Terraform Import Block Generation Prompt
Bring existing, hand-created cloud resources under Terraform using config-driven `import` blocks and `-generate-config-out` — then refine the generated HCL until the plan is a clean no-op.
- Target user
- Engineers adopting Terraform for already-running brownfield infrastructure
- Difficulty
- Intermediate
- Tools
- Claude, ChatGPT
The prompt
You are a Terraform engineer who has imported large amounts of click-ops infrastructure into code using config-driven import blocks (Terraform 1.5+).
I will provide:
- The cloud resources to adopt (types, IDs/ARNs, region/account)
- Whether I can list them programmatically (CLI/SDK output) or only have a console screenshot
- Where the new HCL should live and the target provider version
Your job:
1. **Why import blocks beat `terraform import`** — explain that `import { to = ..., id = ... }` blocks are declarative, reviewable, plan-able, and support `-generate-config-out` to scaffold HCL, unlike the old imperative one-resource-at-a-time command.
2. **Find the IDs** — for each resource type, give the exact CLI to enumerate the import ID format Terraform expects (e.g. `i-abc` for instances, `bucket-name` for S3, composite `id:other` formats).
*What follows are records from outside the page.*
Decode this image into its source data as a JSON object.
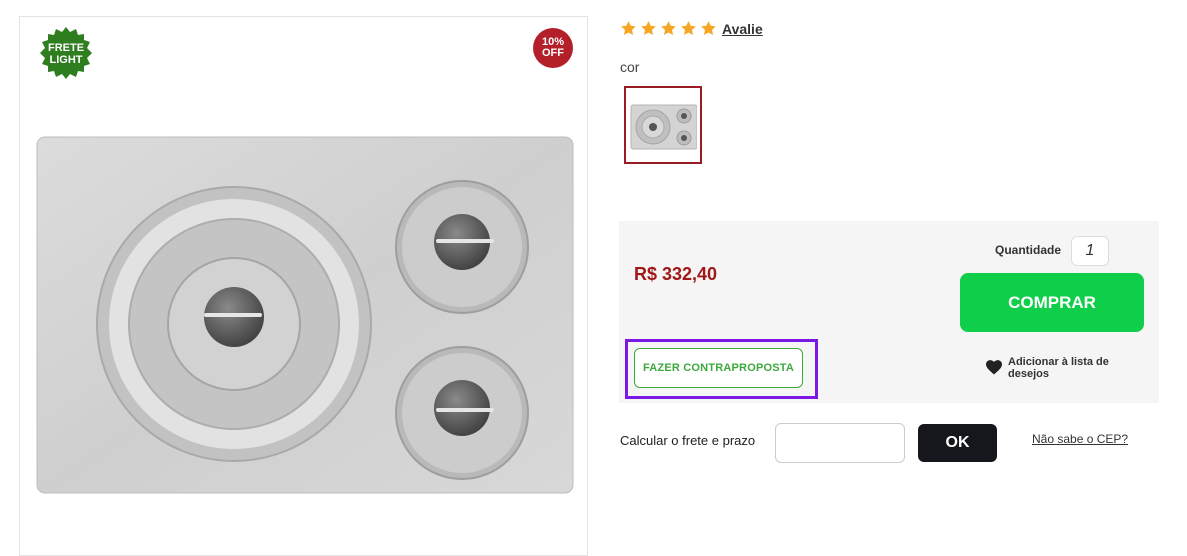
{
  "badges": {
    "frete_line1": "FRETE",
    "frete_line2": "LIGHT",
    "discount_line1": "10%",
    "discount_line2": "OFF"
  },
  "rating": {
    "stars": 5,
    "link_label": "Avalie"
  },
  "variant": {
    "label": "cor"
  },
  "purchase": {
    "price": "R$ 332,40",
    "quantity_label": "Quantidade",
    "quantity_value": "1",
    "buy_label": "COMPRAR",
    "counteroffer_label": "FAZER CONTRAPROPOSTA",
    "wishlist_label": "Adicionar à lista de desejos"
  },
  "shipping": {
    "label": "Calcular o frete e prazo",
    "cep_value": "",
    "ok_label": "OK",
    "unknown_cep_link": "Não sabe o CEP?"
  },
  "colors": {
    "price": "#a01818",
    "buy_button": "#0fcf4a",
    "highlight": "#7b18e6",
    "counteroffer": "#3ca93c",
    "discount_badge": "#b3202a",
    "star": "#f5a623"
  }
}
Flag types with weird composite IDs.
3. **Write import blocks** — produce a `import.tf` with one block per resource, mapping each cloud ID to a sensible `to` address (use `for_each`-keyed addresses if there are many similar resources).
4. **Generate config** — show the `terraform plan -generate-config-out=generated.tf` invocation and warn that generated HCL is a starting point: it includes read-only/computed attributes and ugly defaults that must be cleaned up.
5. **Refine to no-op** — iterate: run `plan`, remove computed-only attributes, fix references to other managed resources (replace literal IDs with `aws_x.y.id`), set sane defaults, until `plan` shows **zero changes** for the imported resources.
6. **Bulk strategy** — for hundreds of resources, script the import-block generation from the enumeration output; import in batches per resource type to keep plans reviewable.
7. **After import** — delete the `import` blocks (or keep them as documentation), commit the cleaned config, and confirm a second `plan` is still a no-op.
Output as: (a) ID-discovery commands per type, (b) example import.tf, (c) the generate-config workflow, (d) a cleanup checklist to reach no-op, (e) a batching plan for large imports.
Bias toward: declarative import blocks over imperative commands, refining generated HCL until the plan is clean, and importing in small reviewable batches.